La sentenza dimostra che chi racconta storie verificate e non diffamanti non deve avere paura di essere censurato. Nemmeno in Vaticano. E che vale la pena combattere battaglie di principio

Se il processo in Vaticano a due giornalisti e a due libri è stato una farsa, la sentenza finale ha dato un senso pieno a una battaglia durata sette mesi. Una battaglia per la libertà di stampa che non è stata vinta solo da due giornalisti: la vittoria dei principi liberali - al netto dell'improbabile carcerazione - è una vittoria colettiva. Della stampa, e dell'opinione pubblica che ha diritto ad essere informata. Sempre, anche quando si tratta dei segreti finanziari del Vaticano.

Ieri sera i giudici di papa Francesco non hanno solo assolto la libera stampa. Hanno fatto letteralmente a pezzi l'impianto accusatorio del promotore di giustizia, che considerava il sottoscritto e Gianluigi Nuzzi colpevoli di aver «concorso moralmente» nella divulgazione di notizie riversate, grazie «all'impulso psicologico» che con la loro «presenza e disponibilità ha contribuito a rafforzare il proposito della rivelazione delle notizie» di due funzionari vaticani, monsignor Balda e Francesca Immacolata Chaouqui. «Chi riceve notizie normalmente non è punibile. Ma stavolta i giornalisti sono stati una ragione essenziale per divulgare le notizie», hanno spiegato i magistrati nella requisitoria.

L'assurdità di tale assioma è stato spazzato via da una sentenza coraggiosa: perché la non punibilità di due cronisti italiani non passa solo attraverso «il difetto di giurisdizione» (colpevolmente nelle cronache di oggi si evidenzia questa come unica motivazione del proscioglimento), ma anche per l'assenza di qualsiasi reato tra quelli contestati: assoluzione perchè il fatto non sussiste, ha spiegato il presidente della corte. Avessimo commesso il reato in concorso con Balda e Chaouqui (entrambi considerati colpevoli) saremmo risultati colpevoli anche noi: per la legge della Santa Sede i cittadini stranieri che compiono reati in combutta con funzionari pubblici vaticani sono sempre giudicabili, infatti, dai tribunali del Papa.

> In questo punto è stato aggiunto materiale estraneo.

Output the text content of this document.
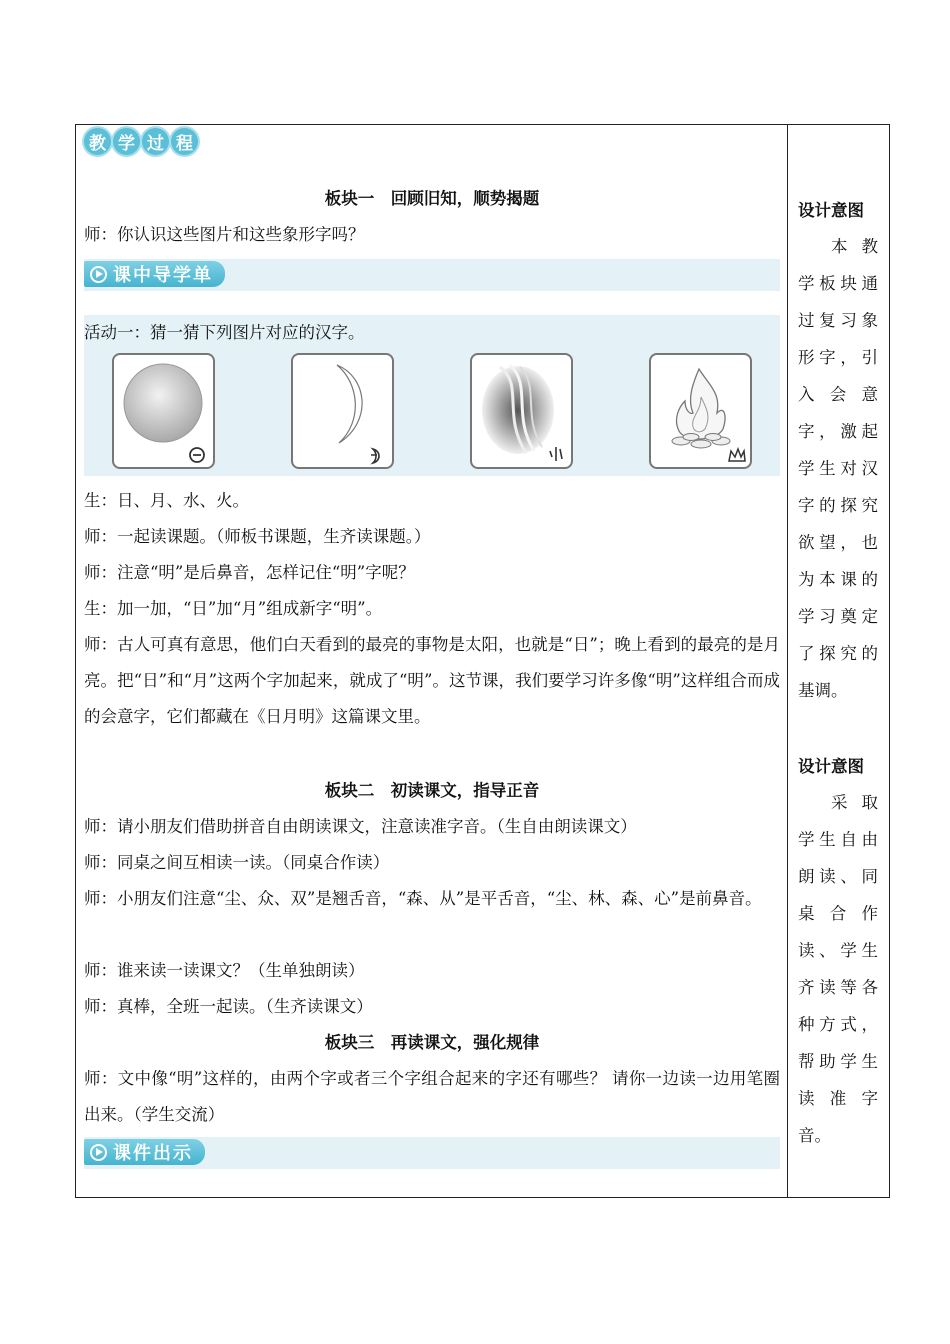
教 学 过 程
板块一　回顾旧知，顺势揭题
师：你认识这些图片和这些象形字吗？
课中导学单
活动一：猜一猜下列图片对应的汉字。
生：日、月、水、火。
师：一起读课题。（师板书课题，生齐读课题。）
师：注意“明”是后鼻音，怎样记住“明”字呢？
生：加一加，“日”加“月”组成新字“明”。
师：古人可真有意思，他们白天看到的最亮的事物是太阳，也就是“日”；晚上看到的最亮的是月亮。把“日”和“月”这两个字加起来，就成了“明”。这节课，我们要学习许多像“明”这样组合而成的会意字，它们都藏在《日月明》这篇课文里。
板块二　初读课文，指导正音
师：请小朋友们借助拼音自由朗读课文，注意读准字音。（生自由朗读课文）
师：同桌之间互相读一读。（同桌合作读）
师：小朋友们注意“尘、众、双”是翘舌音，“森、从”是平舌音，“尘、林、森、心”是前鼻音。
师：谁来读一读课文？（生单独朗读）
师：真棒，全班一起读。（生齐读课文）
板块三　再读课文，强化规律
师：文中像“明”这样的，由两个字或者三个字组合起来的字还有哪些？ 请你一边读一边用笔圈出来。（学生交流）
课件出示
设计意图
本教学板块通过复习象形字，引入会意字，激起学生对汉字的探究欲望，也为本课的学习奠定了探究的基调。
设计意图
采取学生自由朗读、同桌合作读、学生齐读等各种方式，帮助学生读准字音。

Non solo. La corte ha spiegato che - grazie al «diritto divino» - la libertà di stampa deve essere sempre tutelata. E che per questo pubblicare notizie vere e di interesse pubblico, non può essere considerato reato nemmeno dietro le sacre mura.

I giudici non hanno dunque messo solo una toppa a un'istruttoria che ha causato in tutto il mondo gravi danni d'immagine alla Chiesa e al pontificato di papa Francesco. Ma hanno chiuso una vicenda complessa con una sentenza storica, almeno per il giornalismo d'inchiesta: anche in uno stato teocratico chi fa il giornalista e pubblica notizie verificate e non diffamanti non deve avere paura di essere censurato o finire in carcere.

Credo che portare due gioralisti dietro le sbarre sia stato un grave errore, etico e comunicativo. Ma l'epilogo cancella ogni amarezza: perché la sentenza è coerente con il vento progressista e riformatore che soffia da  Santa Marta, e perchè una battaglia di principio è stata vinta. Non era scontato.